Otro libro hablado apareció en 2002: Arreola y su mundo. Publicado por la editorial Alfaguara, en coedición con el Consejo Nacional para la Cultura y las Artes y el Instituto Nacional de Bellas Artes, esta obra agrupa algunas de las conversaciones y monólogos que el autor de Confabulario realizó en 1990 como parte de un programa transmitido por Cablevisión y que llegó a 119 emisiones. Claudia Gómez Haro, ex alumna del escritor y conductora del programa, hizo la transcripción a partir de más de doscientas horas de grabación durante las cuales Arreola habló de diversos aspectos de su mundo: sus pasiones, sus escritores favoritos, sus amistades, sus aficiones, sus desencantos, sus ideas de la vida, “en una mezcla de biografía y frenesí”. Como premisa de esta laboriosa tarea de selección y redacción, la editora se propuso mantener “no sólo la riqueza y la precisión del lenguaje de Arreola, sino también el tono y la forma de charla de aquellas entrevistas” (Gómez, 2002, p. 24).
En el prólogo, René Avilés Fabila menciona que ha sido necesario rescatar la palabra del autor jalisciense…
… pues existe un Arreola oral… . Dicho de otra forma, asistimos al asombroso descubrimiento de que Arreola es todo escritura, su vida, sus actos, sus prodigiosos textos y en consecuencia sus palabras … . El libro de Claudia Gómez Haro es, de muchas formas, una biografía; mejor dicho es el propio Juan José contándonos su vida, sus gustos, sus malestares, los autores que amó, sus secretos literarios”. (Avilés, 2002, p. 17)26
Debe aclararse que los programas no se regían por un guion preestablecido: era la encrespada palabra del maestro que, en vuelos de improvisación, relacionaba una idea con otra a través de un diálogo con su interlocutora en el estudio y, por medio de ocasionales llamadas telefónicas, con los telespectadores.
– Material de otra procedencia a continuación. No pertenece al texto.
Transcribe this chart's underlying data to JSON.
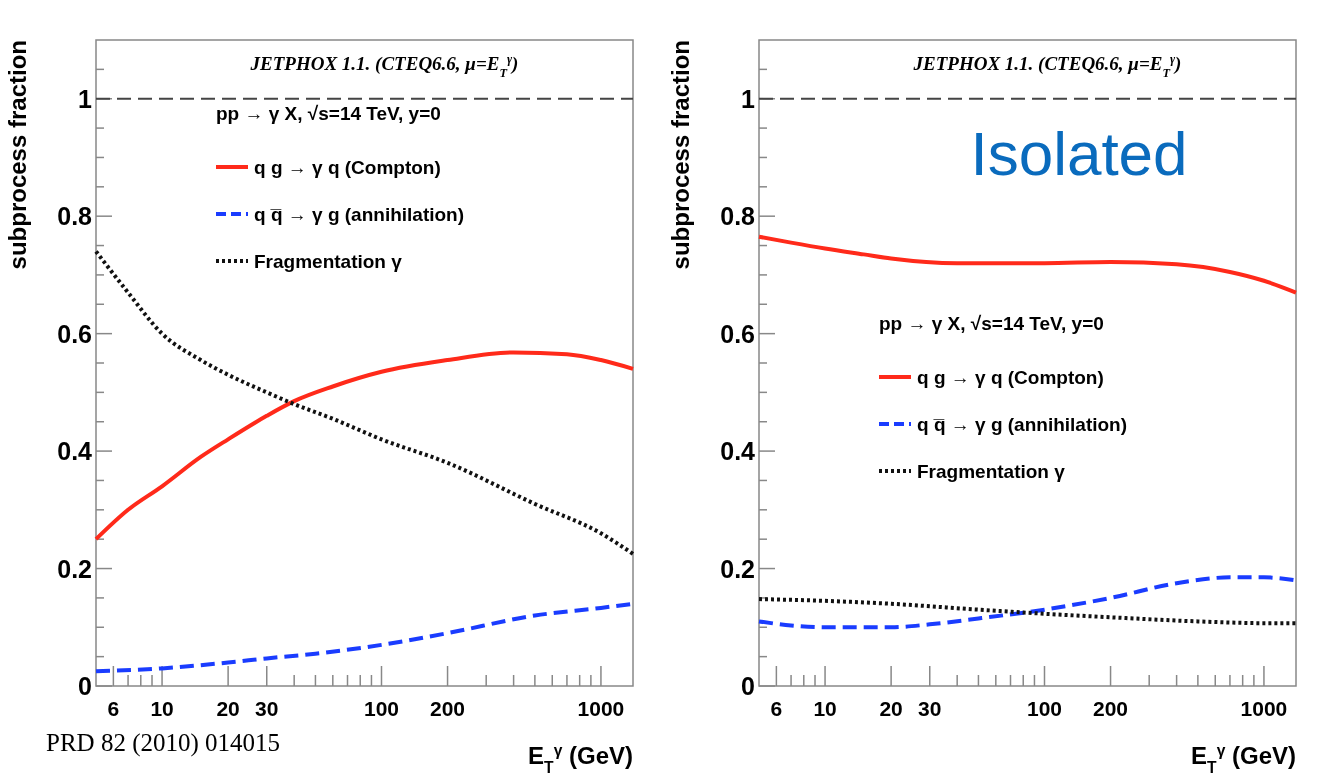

Confiesa Gómez Haro en la introducción: “Conversar con Arreola fue una aventura; algo le venía a la cabeza de pronto y se precipitaba en una cascada de recuerdos imprevistos, alejándose de un tema marcado previamente y sin embargo, unas cuantas palabras, a veces sólo un gesto daba muestra de que no divagaba, de que aquello sí tenía que ver con el punto de arranque, que la aparente dispersión se apoyaba en una unidad mayor y más profunda” (Gómez, 2002, p. 22). No es difícil inferir que esta unidad mayor, en armonía con su vida y obra piloteada por el ejercicio permanente del verbo, estaba constituida por su visión de la realidad fundada en el diálogo, fundada en la confesión de sus vivencias personales pero también en su irrefrenable comunicación con los otros -contemporáneos y antepasados-: su mundo fue un universo de relaciones que unían lo particular de su ser con lo general de la naturaleza humana, y en medio, como un instrumento de conocimiento y gozo, como un puente antiguo y renovado cada día: el lenguaje.
Conclusión
Ya hemos constatado el hecho de que Juan José Arreola destinó más tiempo de su vida al discurso hablado -cursos, talleres, conferencias, charlas, entrevistas- que a la escritura de libros. La poética de su vida, y de su obra -es decir: de su palabra-, se sustentaba en una conciencia dialógica que lo mantenía en comunicación permanente con la historia de la humanidad. Confiaba en que los seres humanos expresan su ser mediante el lenguaje. Y como Mallarmé, creía que es el lenguaje, y no el autor, el que habla en una obra. De este modo, para Arreola el afán de originalidad -y de autoría, en la acepción de su época, estrechamente vinculada con la firma y la producción editorial- no tenía mucho sentido.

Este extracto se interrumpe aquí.